Baidu has a new trick for teaching AI the meaning of language

Baidu has a new trick for teaching AI the meaning of language

Earlier this month, a Chinese tech giant quietly dethroned Microsoft and Google in an ongoing competition in AI. The company was Baidu, China’s closest equivalent to Google, and the competition was the General Language Understanding Evaluation, otherwise known as GLUE.

GLUE is a widely accepted benchmark for how well an AI system understands human language. It consists of nine different tests for things like picking out the names of people and organizations in a sentence and figuring out what a pronoun like “it” refers to when there are multiple potential antecedents. A language model that scores highly on GLUE, therefore, can handle diverse reading comprehension tasks. Out of a full score of 100, the average person scores around 87 points. Baidu is now the first team to surpass 90 with its model, ERNIE.

The public leaderboard for GLUE is constantly changing, and another team will likely top Baidu soon. But what’s notable about Baidu’s achievement is that it illustrates how AI research benefits from a diversity of contributors. Baidu’s researchers had to develop a technique specifically for the Chinese language to build ERNIE (which stands for “Enhanced Representation through kNowledge IntEgration”). It just so happens, however, that the same technique makes it better at understanding English as well.

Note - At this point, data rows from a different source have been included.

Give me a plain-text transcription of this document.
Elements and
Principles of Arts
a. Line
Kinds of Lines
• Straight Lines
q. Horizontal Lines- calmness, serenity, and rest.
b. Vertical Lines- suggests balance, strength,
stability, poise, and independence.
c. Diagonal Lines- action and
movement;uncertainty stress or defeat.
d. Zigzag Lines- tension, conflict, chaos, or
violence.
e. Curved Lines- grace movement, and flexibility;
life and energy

To appreciate ERNIE, consider the model it was inspired by: Google’s BERT. (Yes, they’re both named after the Sesame Street characters.)

Before BERT (“Bidirectional Encoder Representations from Transformers”) was created in late 2018, natural-language models weren’t that great. They were good at predicting the next word in a sentence—thus well suited for applications like Autocomplete—but they couldn’t sustain a single train of thought over even a small passage. This was because they didn’t comprehend meaning, such as what the word “it” might refer to.

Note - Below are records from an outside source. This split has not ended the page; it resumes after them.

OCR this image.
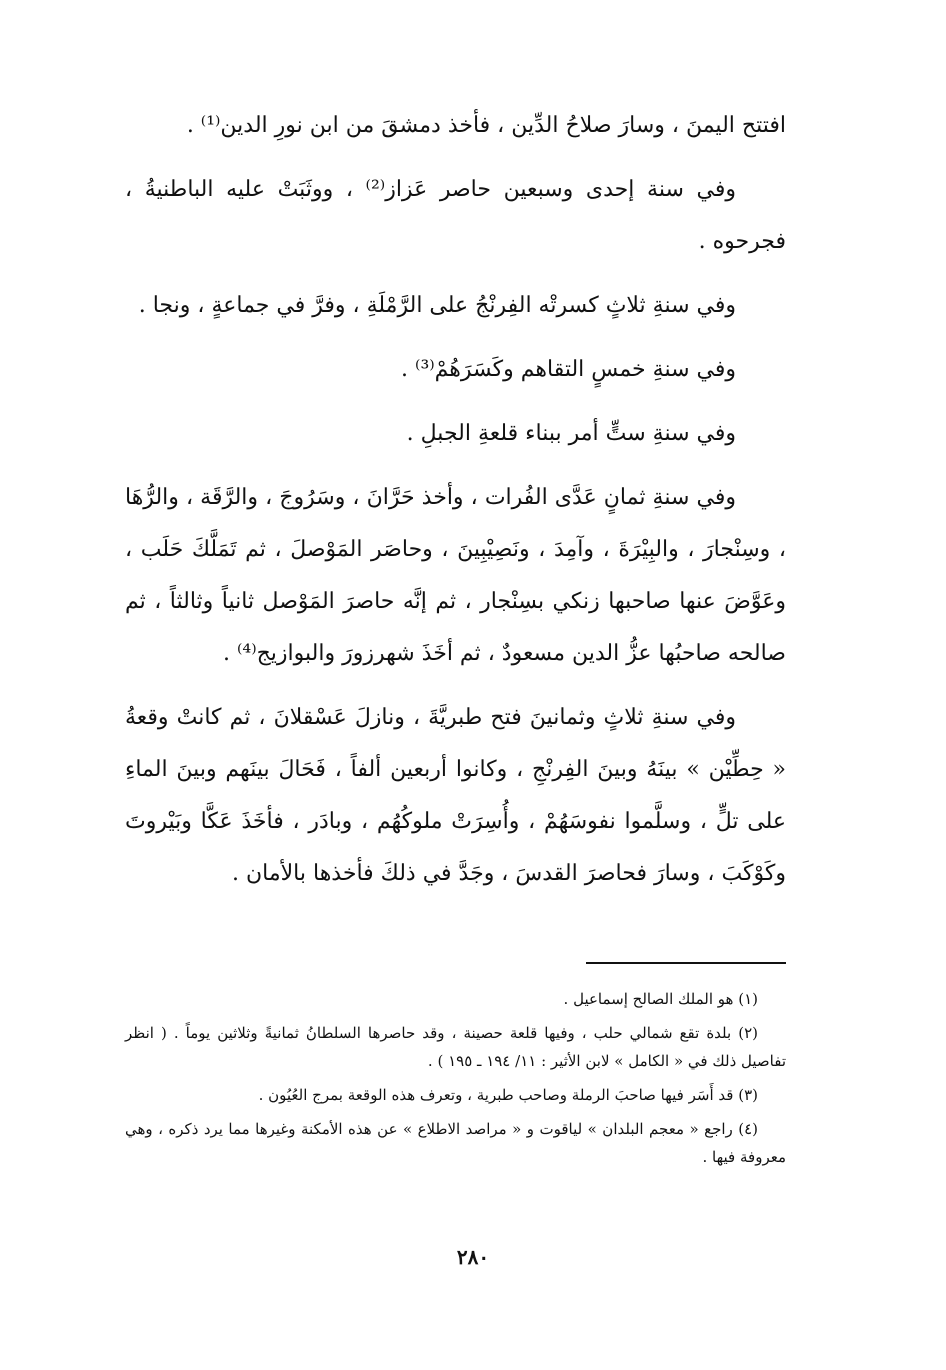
افتتح اليمنَ ، وسارَ صلاحُ الدِّين ، فأخذ دمشقَ من ابن نورِ الدين⁽¹⁾ .

وفي سنة إحدى وسبعين حاصر عَزاز⁽²⁾ ، ووثَبَتْ عليه الباطنيةُ ، فجرحوه .

وفي سنةِ ثلاثٍ كسرتْه الفِرنْجُ على الرَّمْلَةِ ، وفرَّ في جماعةٍ ، ونجا .

وفي سنةِ خمسٍ التقاهم وكَسَرَهُمْ⁽³⁾ .

وفي سنةِ ستٍّ أمر ببناء قلعةِ الجبلِ .

وفي سنةِ ثمانٍ عَدَّى الفُرات ، وأخذ حَرَّانَ ، وسَرُوجَ ، والرَّقَة ، والرُّهَا ، وسِنْجارَ ، والبِيْرَةَ ، وآمِدَ ، ونَصِيْبِينَ ، وحاصَر المَوْصلَ ، ثم تَمَلَّكَ حَلَب ، وعَوَّضَ عنها صاحبها زنكي بسِنْجار ، ثم إنَّه حاصرَ المَوْصل ثانياً وثالثاً ، ثم صالحه صاحبُها عزُّ الدين مسعودٌ ، ثم أخَذَ شهرزورَ والبوازيج⁽⁴⁾ .

وفي سنةِ ثلاثٍ وثمانينَ فتح طبريَّةَ ، ونازلَ عَسْقلانَ ، ثم كانتْ وقعةُ « حِطِّيْن » بينَهُ وبينَ الفِرنْجِ ، وكانوا أربعين ألفاً ، فَحَالَ بينَهم وبينَ الماءِ على تلٍّ ، وسلَّموا نفوسَهُمْ ، وأُسِرَتْ ملوكُهُم ، وبادَر ، فأخَذَ عَكَّا وبَيْروتَ وكَوْكَبَ ، وسارَ فحاصرَ القدسَ ، وجَدَّ في ذلكَ فأخذها بالأمان .

(١) هو الملك الصالح إسماعيل .

(٢) بلدة تقع شمالي حلب ، وفيها قلعة حصينة ، وقد حاصرها السلطانُ ثمانيةً وثلاثين يوماً . ( انظر تفاصيل ذلك في « الكامل » لابن الأثير : ١١/ ١٩٤ ـ ١٩٥ ) .

(٣) قد أَسَر فيها صاحبَ الرملة وصاحب طبرية ، وتعرف هذه الوقعة بمرج العُيُون .

(٤) راجع « معجم البلدان » لياقوت و « مراصد الاطلاع » عن هذه الأمكنة وغيرها مما يرد ذكره ، وهي معروفة فيها .

٢٨٠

But BERT changed that. Previous models learned to predict and interpret the meaning of a word by considering only the context that appeared before or after it—never both at the same time. They were, in other words, unidirectional.

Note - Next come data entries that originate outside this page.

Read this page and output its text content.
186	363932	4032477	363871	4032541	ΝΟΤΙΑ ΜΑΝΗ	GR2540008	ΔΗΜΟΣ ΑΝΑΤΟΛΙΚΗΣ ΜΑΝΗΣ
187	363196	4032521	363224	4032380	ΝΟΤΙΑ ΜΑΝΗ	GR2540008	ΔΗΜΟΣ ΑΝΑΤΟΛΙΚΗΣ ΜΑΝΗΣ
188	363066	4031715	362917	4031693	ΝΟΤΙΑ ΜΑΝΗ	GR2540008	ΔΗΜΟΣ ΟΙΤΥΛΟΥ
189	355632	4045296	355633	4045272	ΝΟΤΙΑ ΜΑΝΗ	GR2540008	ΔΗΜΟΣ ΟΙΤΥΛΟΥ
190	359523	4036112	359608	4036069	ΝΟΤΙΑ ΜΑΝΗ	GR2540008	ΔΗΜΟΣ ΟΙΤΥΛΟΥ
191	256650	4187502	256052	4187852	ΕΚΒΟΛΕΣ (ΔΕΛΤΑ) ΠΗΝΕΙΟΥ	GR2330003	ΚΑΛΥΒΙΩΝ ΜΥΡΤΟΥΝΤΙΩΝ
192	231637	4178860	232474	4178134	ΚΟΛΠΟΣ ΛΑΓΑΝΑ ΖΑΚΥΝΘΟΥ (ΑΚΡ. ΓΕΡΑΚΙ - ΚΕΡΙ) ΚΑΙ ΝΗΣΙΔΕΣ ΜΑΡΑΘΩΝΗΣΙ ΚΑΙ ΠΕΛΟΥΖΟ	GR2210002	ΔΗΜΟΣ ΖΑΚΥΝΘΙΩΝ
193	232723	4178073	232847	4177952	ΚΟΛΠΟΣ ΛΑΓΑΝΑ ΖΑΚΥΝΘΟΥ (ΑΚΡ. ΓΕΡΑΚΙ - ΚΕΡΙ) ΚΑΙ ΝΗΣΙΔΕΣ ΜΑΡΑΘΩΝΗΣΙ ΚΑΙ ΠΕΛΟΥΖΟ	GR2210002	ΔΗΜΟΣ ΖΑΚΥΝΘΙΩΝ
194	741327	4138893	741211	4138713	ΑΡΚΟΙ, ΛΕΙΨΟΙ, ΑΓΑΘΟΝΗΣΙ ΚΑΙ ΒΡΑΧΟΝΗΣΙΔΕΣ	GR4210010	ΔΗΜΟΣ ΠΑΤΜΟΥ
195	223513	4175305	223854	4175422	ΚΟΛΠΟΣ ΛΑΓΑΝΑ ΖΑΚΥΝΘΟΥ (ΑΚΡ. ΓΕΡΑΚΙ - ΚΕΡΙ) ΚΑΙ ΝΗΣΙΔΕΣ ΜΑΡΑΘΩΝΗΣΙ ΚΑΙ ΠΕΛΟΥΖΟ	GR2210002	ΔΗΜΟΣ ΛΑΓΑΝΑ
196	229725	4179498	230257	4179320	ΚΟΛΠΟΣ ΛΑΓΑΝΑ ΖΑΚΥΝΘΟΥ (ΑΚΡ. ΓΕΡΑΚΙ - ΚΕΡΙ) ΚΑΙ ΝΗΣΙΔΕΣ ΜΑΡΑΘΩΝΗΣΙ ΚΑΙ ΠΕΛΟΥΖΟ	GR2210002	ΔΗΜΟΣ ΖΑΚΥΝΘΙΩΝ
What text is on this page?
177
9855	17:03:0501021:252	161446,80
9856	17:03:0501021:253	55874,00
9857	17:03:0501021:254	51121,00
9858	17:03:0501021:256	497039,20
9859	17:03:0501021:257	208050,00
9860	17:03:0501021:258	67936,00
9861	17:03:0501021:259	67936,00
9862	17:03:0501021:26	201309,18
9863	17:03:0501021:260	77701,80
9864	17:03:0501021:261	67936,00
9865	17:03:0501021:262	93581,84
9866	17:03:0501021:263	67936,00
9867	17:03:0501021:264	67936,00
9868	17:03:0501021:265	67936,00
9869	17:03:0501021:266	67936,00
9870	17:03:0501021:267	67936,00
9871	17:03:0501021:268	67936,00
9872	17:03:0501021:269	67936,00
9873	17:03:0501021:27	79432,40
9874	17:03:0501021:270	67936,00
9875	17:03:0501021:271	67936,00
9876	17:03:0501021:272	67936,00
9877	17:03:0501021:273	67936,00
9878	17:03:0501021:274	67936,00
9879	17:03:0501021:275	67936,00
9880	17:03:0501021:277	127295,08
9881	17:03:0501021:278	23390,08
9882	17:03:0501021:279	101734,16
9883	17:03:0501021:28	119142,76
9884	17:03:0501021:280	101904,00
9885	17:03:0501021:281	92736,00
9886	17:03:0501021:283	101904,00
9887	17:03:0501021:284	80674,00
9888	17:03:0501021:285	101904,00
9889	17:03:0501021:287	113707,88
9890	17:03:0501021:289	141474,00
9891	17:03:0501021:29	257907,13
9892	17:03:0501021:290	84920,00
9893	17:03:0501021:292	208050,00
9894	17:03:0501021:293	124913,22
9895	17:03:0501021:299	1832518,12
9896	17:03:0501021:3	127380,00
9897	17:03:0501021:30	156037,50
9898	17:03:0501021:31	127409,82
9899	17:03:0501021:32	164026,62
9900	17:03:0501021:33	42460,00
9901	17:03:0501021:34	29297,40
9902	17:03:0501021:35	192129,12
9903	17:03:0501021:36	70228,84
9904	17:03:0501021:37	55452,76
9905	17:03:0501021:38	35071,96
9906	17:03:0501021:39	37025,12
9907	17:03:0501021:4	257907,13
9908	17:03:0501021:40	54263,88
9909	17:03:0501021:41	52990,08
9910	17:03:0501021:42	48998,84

BERT, by contrast, considers the context before and after a word all at once, making it bidirectional. It does this using a technique known as “masking.” In a given passage of text, BERT randomly hides 15% of the words and then tries to predict them from the remaining ones. This allows it to make more accurate predictions because it has twice as many cues to work from. In the sentence “The man went to the ___ to buy milk,” for example, both the beginning and the end of the sentence give hints at the missing word. The ___ is a place you can go and a place you can buy milk.

The use of masking is one of the core innovations behind dramatic improvements in natural-language tasks and is part of the reason why models like OpenAI’s infamous GPT-2 can write extremely convincing prose without deviating from a central thesis.

When Baidu researchers began developing their own language model, they wanted to build on the masking technique.